Ekonomi Bisnis Pemerintahan

Sabtu, 6 Juli 2024 - 14:02 WIB

2 bulan yang lalu

logo

SGN: Tercapainya Swasembada Gula Nasional Kuncinya Dengan Membangun Ekosistem Tebu Rakyat Yang Kuat 

Yogyakarta | klikku.net – Pemerintah telah mencanangkan target swasembada gula  konsumsi tahun 2028 dan swasembada gula  nasional tahun 2030 sesuai dengan Perpres 40 Tahun 2023.

Agar bisa tercapai target tersebut Direktur Utama Sinergi Gula Nusantara (SGN) Mahmudi menyampaikan kuncinya harus dibangun Ekosistemnya tebu rakyat yang kuat.

Kemudian sinergi antar kementerian dan lembaga harus dilakukan untuk memberikan kemudahan bagi petani untuk mendapatkan bibit, pupuk hingga akses pendanaan.
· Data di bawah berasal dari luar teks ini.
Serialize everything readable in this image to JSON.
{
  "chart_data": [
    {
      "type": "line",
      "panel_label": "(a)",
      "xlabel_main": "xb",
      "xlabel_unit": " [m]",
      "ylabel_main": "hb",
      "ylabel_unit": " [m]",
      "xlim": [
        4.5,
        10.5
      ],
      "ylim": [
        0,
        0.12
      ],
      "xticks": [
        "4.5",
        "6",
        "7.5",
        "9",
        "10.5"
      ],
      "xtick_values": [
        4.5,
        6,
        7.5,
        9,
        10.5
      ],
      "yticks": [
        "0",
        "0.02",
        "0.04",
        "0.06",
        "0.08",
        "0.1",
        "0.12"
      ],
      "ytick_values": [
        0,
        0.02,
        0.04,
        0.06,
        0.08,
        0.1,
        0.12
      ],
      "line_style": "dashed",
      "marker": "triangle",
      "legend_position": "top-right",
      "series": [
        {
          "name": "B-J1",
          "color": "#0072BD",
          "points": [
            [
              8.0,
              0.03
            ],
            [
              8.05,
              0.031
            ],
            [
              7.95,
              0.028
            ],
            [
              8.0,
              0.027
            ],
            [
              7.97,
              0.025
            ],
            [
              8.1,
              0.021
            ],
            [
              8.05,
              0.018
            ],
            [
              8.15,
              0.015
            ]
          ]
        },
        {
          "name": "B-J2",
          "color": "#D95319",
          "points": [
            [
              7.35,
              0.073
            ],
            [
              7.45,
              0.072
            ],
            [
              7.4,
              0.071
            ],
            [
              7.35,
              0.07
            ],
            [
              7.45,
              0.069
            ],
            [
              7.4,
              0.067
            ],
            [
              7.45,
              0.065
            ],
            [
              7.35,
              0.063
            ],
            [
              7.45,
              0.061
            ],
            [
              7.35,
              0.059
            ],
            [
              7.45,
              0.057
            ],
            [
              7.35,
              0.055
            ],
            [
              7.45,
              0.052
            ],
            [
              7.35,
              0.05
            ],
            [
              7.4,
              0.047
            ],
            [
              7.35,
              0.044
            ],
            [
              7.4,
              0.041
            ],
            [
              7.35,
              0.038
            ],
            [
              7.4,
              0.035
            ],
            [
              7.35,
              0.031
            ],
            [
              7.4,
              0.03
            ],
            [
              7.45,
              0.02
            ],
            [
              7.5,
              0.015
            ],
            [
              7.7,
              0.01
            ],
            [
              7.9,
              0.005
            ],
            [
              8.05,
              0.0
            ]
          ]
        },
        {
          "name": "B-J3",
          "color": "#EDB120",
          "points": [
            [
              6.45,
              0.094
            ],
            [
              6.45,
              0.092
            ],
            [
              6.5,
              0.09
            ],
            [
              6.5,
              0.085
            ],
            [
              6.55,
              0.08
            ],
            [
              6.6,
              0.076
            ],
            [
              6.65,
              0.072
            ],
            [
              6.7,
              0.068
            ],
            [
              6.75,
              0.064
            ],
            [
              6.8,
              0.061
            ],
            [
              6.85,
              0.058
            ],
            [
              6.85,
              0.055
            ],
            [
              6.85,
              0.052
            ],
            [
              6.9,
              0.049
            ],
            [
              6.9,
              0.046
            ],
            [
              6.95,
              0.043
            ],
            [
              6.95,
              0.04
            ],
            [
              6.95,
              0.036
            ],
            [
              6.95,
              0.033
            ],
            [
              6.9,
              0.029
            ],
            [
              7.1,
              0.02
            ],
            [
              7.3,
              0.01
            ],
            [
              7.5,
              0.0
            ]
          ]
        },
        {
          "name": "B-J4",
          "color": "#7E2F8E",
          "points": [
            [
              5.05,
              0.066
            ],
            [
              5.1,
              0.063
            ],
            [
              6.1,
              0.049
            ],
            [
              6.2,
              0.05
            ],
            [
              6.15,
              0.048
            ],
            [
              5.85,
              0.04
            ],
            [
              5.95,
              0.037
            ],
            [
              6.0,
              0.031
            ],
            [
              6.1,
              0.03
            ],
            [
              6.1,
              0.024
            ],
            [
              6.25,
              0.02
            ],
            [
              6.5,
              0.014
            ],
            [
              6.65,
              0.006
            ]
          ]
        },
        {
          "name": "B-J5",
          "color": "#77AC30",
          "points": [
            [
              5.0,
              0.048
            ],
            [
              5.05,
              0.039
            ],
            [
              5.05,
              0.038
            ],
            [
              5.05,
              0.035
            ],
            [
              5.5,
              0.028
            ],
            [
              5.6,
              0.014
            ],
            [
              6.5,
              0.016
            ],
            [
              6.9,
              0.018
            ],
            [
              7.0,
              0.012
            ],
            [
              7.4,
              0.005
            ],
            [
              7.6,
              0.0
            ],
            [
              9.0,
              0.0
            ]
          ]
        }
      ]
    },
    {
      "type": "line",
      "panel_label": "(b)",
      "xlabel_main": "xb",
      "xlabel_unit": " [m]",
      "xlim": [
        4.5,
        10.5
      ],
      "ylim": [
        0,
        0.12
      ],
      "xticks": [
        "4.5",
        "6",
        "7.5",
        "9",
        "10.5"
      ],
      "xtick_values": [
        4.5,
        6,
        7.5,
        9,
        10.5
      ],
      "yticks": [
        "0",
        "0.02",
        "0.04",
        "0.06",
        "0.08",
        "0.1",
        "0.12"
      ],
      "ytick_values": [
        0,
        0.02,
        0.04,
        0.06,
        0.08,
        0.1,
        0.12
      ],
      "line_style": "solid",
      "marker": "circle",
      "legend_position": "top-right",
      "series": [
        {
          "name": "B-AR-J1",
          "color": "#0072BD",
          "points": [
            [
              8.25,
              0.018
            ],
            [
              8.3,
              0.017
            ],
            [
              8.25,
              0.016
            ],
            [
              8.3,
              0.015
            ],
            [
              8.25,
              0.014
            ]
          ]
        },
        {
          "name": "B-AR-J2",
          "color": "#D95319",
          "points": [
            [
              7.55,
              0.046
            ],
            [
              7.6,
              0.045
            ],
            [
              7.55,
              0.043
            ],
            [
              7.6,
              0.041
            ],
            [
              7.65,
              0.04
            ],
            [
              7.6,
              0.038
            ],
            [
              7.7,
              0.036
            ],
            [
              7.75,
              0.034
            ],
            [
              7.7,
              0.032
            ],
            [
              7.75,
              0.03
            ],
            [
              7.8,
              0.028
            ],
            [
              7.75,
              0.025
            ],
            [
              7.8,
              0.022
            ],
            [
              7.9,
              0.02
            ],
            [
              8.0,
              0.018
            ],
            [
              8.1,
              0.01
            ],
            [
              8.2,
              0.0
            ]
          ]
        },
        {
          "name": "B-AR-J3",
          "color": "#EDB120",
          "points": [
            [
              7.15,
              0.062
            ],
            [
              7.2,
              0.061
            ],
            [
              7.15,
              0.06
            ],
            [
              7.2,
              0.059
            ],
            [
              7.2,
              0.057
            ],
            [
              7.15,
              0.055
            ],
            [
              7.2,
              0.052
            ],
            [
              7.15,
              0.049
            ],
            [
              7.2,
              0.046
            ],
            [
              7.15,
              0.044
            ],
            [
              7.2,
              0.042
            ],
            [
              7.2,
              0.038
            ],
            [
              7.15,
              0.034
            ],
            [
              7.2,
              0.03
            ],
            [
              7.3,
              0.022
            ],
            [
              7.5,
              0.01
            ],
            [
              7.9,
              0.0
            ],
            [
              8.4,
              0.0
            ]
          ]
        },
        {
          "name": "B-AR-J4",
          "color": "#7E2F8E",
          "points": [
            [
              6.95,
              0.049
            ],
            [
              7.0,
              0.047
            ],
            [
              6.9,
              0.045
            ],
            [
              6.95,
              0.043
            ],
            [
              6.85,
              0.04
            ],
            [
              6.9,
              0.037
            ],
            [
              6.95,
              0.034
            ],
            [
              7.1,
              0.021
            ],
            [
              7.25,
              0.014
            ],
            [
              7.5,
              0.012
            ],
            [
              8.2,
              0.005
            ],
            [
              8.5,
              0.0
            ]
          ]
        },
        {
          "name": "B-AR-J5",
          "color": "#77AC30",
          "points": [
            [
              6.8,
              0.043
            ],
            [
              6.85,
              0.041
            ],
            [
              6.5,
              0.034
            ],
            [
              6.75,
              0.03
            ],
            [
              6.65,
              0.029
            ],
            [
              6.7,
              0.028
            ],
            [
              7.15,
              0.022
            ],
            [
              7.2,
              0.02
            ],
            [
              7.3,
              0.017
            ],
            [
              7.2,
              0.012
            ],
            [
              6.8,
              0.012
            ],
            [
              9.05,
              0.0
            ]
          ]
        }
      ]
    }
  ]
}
SGN dari PTPN group akan melakukan penguatan organisasi di tebu rakyat.

“Sudah dihitung ada sekitar 200 orang yang akan di dedikasikan untuk melakukan penguatan tebu rakyat,” kata Mahmudi seusai focus group discussion (FGD) di Universitas Gadjah Mada (UGM), Yogyakarta, Selasa (2/7) lalu.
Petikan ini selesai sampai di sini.